Wall Street cosplay for LLMs: a whole trading desk in Python
It takes a village of agents to buy a stock—analysts, debaters, risk managers, and a portfolio manager who actually says no.

What it does TradingAgents spins up a multi-agent trading desk inside a LangGraph workflow. One agent reads fundamentals, another scrapes sentiment from Reddit and StockTwits, a third does technicals, then bullish and bearish researchers debate the evidence. A trader agent proposes a move, risk management reviews it, and a portfolio manager approves or rejects the order. The whole chain runs against Yahoo Finance data and outputs a buy/sell/hold decision.

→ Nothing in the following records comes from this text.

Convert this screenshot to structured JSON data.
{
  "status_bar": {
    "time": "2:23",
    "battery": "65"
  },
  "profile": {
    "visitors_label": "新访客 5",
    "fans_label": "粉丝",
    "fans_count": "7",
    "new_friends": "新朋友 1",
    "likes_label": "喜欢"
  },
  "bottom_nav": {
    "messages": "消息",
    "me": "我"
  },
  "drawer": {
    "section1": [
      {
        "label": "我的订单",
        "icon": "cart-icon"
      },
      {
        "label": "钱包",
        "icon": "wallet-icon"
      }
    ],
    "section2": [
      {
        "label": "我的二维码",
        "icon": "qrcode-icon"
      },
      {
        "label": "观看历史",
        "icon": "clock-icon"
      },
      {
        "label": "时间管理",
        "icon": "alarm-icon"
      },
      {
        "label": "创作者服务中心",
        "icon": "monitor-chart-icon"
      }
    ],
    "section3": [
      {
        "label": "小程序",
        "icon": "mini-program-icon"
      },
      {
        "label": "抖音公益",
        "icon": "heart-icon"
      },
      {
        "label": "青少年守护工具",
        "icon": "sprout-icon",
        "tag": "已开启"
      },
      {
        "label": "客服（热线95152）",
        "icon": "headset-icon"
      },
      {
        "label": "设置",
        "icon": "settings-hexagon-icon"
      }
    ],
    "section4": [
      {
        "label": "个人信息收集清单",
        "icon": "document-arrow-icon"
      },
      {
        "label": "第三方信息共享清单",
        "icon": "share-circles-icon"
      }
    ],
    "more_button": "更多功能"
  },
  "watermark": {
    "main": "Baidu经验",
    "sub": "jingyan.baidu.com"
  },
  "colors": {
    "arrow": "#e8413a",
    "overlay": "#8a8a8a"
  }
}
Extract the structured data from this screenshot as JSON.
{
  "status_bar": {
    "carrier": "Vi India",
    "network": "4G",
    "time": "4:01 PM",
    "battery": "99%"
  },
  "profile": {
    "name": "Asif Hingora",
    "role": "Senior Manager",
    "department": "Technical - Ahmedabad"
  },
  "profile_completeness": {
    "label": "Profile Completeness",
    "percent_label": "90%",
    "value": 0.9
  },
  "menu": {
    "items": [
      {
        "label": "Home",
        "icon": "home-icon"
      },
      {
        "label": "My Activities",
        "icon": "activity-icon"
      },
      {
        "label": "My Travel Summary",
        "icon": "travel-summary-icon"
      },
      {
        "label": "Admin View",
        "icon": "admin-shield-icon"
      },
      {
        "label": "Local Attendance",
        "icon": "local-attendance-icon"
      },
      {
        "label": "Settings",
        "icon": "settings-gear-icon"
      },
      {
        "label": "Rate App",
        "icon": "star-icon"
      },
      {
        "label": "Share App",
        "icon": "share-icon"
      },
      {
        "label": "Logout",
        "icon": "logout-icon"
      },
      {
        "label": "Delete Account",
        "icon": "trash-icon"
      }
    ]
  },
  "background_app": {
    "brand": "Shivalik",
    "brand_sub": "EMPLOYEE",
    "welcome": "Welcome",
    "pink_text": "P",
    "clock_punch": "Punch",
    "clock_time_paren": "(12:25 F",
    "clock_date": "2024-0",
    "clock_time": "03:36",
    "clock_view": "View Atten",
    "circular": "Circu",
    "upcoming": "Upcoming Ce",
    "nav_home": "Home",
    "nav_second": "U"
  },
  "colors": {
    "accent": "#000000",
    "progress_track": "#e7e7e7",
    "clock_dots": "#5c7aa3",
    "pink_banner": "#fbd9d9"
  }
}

The interesting bit The framework treats disagreement as a feature, not a bug. By forcing bull and bear researchers to argue before any capital is committed, it bakes in a crude but useful adversarial check on LLM hallucinations. The authors also went unusually deep on geographic LLM coverage—dual-region endpoints for Qwen, GLM, and MiniMax, plus Ollama for local runs.
Key highlights
- Supports 10+ LLM providers including OpenAI, Anthropic, Google, xAI, DeepSeek, Qwen, GLM, MiniMax, OpenRouter, Azure, and Ollama
- CLI and programmable Python API (
TradingAgentsGraph.propagate(ticker, date)) - Docker compose with an Ollama profile for fully local execution
- Works across Yahoo Finance markets: US, HK, Tokyo, London, India, China A-shares, crypto
- LangGraph checkpointing and persistent decision logs for reproducibility
Caveats
- The authors explicitly warn that “trading performance may vary” and that it is research-only, not financial advice
- Yahoo Finance can be rate-limited or blocked in mainland China; China-native data requires community forks
- The README mentions “simulated exchange” execution—there is no live trading hook shown
Verdict Quant researchers and LLM-agent builders should grab this as a rich, opinionated reference architecture. Anyone looking for a money-printing bot should look elsewhere—the disclaimer is loud and the exchange is fake.